Главная /
Публикации / И.В. Шестакова. «Проблема жанра фильма В. Шукшина "Живет такой парень"»
И.В. Шестакова. «Проблема жанра фильма В. Шукшина "Живет такой парень"»
У нас в стране судьба многих писателей, художников и поэтов всегда играла особую, знаковую, мобилизирующую роль. К таким творцам отечественной культуры относится и В.М. Шукшин. Изучение его творчества постоянно рождает научные дискуссии, которые продолжаются и сегодня. До сих пор критики по-разному оценивают природу дарования В. Шукшина — писателя, актера, кинорежиссера. Одной из важных теоретических проблем, вызывающих споры, является проблема жанра его фильмов.

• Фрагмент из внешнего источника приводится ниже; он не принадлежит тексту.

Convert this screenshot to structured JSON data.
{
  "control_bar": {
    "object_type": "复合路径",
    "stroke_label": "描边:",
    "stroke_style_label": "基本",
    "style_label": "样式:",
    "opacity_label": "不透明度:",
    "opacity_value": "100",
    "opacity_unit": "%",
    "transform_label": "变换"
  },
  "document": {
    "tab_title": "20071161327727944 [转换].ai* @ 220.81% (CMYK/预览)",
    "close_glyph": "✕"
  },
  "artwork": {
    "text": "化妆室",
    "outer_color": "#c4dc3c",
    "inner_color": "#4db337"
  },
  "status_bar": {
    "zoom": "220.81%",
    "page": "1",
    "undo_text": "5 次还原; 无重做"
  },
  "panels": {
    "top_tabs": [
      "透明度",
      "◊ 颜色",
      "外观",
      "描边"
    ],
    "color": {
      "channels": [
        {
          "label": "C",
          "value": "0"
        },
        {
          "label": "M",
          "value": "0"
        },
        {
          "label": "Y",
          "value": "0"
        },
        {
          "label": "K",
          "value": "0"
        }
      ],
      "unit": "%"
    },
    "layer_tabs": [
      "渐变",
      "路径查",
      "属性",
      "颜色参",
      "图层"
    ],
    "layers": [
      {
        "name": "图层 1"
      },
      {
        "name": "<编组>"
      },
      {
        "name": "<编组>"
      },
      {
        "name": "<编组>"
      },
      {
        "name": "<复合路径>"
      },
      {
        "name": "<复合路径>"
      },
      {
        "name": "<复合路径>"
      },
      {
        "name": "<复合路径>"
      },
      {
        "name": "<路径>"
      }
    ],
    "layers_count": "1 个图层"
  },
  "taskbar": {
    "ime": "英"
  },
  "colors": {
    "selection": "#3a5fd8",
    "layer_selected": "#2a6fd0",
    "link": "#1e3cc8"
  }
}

Сразу же после выхода на экраны его первой полнометражной киноленты «Живет такой парень» [1] и успешного показа ее на кинофестивалях в Венеции и Ленинграде В. Шукшин публикует в журнале «Искусство кино» статью «Послесловие к фильму», в которой выражает серьезное беспокойство по поводу жанрового определения картины как комедии: «О комедии я не думал ни тогда, когда писал сценарий, ни тогда, когда обсуждались сцены с оператором, художником, композитором. Во всех случаях мы хотели быть правдивыми и серьезными. Все — от актеров до реквизиторов и пиротехника. Работа ладилась, и я был уверен, что получится серьезный фильм. Нам хотелось насытить его правдой жизни. И хотелось, чтобы она, правда, легко понималась. И чтобы навела на какие-то размышления» [3, с. 10]. В авторефлексии на картину режиссер, главным образом, пытается дать свою интерпретацию героя, которая, на первый взгляд, представляется противоречивой: «С одной стороны, он настаивает на том, что герой не смешон. Это добрый, отзывчивый парень, умный, думающий, <...> все, что он имеет, знает и успел узнать, он готов отдать людям» [3, с. 10]. С другой стороны, утверждает, что герой «несколько стихийного образа жизни. Он не продумывает заранее, наперед свои поступки. <...> Он не лишен юмора и всегда готов выкинуть какую-нибудь веселую штуку. <...> И все равно он не комедийный персонаж» [3, с. 10]. Особенно болезненно воспринял В. Шукшин упрек, который, как он пишет, «иногда предъявляется нашему фильму, беспокоит и, признаюсь, злит меня: говорят, что герой наш примитивен» [3, с. 11].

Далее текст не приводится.